Pas d'éléments pour demander le départ de Ghosn
Rappelant dimanche que le PDG de Renault, Carlos Ghosn, bénéficiait toujours de la présomption d'innocence, Bruno Le Maire a tenu à préciser que l'Etat – actionnaire du constructeur français – ne disposait pas d'éléments lui permettant de demander le départ de Carlos Ghosn de la présidence du groupe français Renault.
"La position de l'Etat est constante depuis le début", a-t-il ainsi souligné. Ajoutant que la présomption d'innocence constituait un principe qui n'était « pas négociable" dans une démocratie.
"Une gouvernance a été mise en place, elle fonctionne, si Carlos Ghosn devait être durablement empêché, nous en tirerions des conséquences, mais nous n'en sommes pas là aujourd'hui", a par ailleurs poursuivi Bruno Le Maire.
Rappelons à cet égard qu'en novembre dernier, suite à l'arrestation de Carlos Ghosn, le conseil d'administration de Renault a confié à titre provisoire la direction exécutive au numéro deux du groupe Thierry Bolloré. Ce dernier dispose depuis des mêmes pouvoirs que ceux dévolus à Carlos Ghosn.

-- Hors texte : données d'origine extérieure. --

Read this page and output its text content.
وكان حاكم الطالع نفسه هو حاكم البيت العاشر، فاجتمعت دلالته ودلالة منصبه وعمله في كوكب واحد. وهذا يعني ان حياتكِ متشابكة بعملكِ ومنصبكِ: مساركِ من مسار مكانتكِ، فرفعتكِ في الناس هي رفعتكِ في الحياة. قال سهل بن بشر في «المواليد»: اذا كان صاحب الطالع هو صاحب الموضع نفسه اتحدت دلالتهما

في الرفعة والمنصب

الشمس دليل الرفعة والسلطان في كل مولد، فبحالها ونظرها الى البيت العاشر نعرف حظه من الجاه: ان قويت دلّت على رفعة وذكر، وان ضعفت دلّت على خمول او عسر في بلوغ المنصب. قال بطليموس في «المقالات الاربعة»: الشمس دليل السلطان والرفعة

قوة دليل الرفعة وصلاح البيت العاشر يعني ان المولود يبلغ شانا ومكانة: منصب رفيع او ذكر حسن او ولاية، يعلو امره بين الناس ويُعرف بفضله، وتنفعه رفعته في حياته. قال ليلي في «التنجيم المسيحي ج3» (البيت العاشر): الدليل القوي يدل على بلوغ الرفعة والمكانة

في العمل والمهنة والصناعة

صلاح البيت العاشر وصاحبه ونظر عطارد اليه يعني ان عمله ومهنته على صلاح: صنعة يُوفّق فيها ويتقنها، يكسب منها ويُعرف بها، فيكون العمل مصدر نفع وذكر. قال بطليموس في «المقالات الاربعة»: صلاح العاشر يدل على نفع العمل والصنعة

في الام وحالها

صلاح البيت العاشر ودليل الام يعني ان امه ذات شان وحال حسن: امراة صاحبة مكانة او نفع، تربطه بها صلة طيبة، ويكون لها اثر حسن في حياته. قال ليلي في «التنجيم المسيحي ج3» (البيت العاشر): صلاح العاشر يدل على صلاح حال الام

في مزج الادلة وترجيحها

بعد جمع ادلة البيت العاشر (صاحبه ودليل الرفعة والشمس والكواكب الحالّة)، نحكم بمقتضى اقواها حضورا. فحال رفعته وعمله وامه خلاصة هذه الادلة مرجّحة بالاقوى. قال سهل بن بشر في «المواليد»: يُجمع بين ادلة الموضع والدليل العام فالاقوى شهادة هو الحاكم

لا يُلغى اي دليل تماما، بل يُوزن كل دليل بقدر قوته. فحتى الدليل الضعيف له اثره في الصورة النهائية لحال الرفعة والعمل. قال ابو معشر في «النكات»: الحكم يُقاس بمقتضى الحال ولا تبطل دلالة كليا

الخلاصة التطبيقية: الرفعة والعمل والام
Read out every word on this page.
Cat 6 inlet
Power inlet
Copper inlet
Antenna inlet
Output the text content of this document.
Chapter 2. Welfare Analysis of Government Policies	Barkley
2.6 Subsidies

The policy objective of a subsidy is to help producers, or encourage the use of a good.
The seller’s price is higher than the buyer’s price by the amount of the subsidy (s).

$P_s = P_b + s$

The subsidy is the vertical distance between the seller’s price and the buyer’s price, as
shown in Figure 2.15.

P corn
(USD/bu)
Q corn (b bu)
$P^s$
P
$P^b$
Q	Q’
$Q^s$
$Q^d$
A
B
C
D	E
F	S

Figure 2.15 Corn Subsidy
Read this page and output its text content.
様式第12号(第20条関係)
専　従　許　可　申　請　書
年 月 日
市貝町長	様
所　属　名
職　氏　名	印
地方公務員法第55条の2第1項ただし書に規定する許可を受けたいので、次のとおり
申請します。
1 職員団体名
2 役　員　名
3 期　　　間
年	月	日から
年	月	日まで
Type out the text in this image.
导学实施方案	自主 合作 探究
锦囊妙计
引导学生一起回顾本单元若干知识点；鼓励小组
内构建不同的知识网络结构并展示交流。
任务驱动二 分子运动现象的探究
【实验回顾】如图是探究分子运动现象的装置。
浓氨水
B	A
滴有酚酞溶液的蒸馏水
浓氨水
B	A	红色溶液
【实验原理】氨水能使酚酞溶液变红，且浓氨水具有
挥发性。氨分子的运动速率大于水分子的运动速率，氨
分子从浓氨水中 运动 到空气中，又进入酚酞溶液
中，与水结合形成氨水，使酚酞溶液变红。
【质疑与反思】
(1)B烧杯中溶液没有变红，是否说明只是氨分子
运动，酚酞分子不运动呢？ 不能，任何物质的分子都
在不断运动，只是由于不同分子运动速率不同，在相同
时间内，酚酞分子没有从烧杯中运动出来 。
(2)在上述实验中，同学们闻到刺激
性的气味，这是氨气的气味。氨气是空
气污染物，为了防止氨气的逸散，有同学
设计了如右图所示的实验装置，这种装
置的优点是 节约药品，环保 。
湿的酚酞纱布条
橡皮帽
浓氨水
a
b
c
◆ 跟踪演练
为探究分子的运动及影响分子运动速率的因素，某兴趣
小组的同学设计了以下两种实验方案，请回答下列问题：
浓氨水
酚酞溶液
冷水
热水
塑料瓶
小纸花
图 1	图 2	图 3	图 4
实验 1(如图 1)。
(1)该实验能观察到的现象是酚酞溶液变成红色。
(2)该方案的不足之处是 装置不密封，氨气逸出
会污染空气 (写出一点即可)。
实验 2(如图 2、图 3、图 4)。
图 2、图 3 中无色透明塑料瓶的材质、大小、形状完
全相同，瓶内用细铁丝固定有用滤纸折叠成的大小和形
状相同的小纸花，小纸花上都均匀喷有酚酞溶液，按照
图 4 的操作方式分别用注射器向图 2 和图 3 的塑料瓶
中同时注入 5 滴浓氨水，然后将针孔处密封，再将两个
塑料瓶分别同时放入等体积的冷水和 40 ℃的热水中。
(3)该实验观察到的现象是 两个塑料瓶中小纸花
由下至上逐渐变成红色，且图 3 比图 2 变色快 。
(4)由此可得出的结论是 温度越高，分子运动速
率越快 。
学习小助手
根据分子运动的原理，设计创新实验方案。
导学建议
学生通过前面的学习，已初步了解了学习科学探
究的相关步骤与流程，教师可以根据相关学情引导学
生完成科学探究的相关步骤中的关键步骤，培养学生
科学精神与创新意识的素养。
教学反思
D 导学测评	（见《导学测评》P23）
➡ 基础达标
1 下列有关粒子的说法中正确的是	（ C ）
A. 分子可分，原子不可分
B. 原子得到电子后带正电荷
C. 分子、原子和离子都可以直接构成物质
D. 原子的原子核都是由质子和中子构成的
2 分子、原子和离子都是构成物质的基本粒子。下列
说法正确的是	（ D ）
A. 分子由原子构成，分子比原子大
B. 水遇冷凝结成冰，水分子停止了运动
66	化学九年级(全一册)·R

Deux nouvelles inculpations ?
Selon les médias japonais, Carlos Ghosn pourrait faire l'objet de deux nouvelles inculpations vendredi : l'une pour abus de confiance, l'autre pour avoir minoré ses revenus dans des rapports boursiers de Nissan entre 2015 et 2018. Rappelons que le 10 décembre dernier, il a déjà été mis en examen pour les cinq années précédentes.
Entre les longues périodes de garde à vue autorisées par la législation japonaise, et la détention provisoire de deux mois pouvant être renouvelée par période d'un mois, le dirigeant pourrait au final demeurer rester en détention jusqu'à son procès, prévu dans plusieurs mois.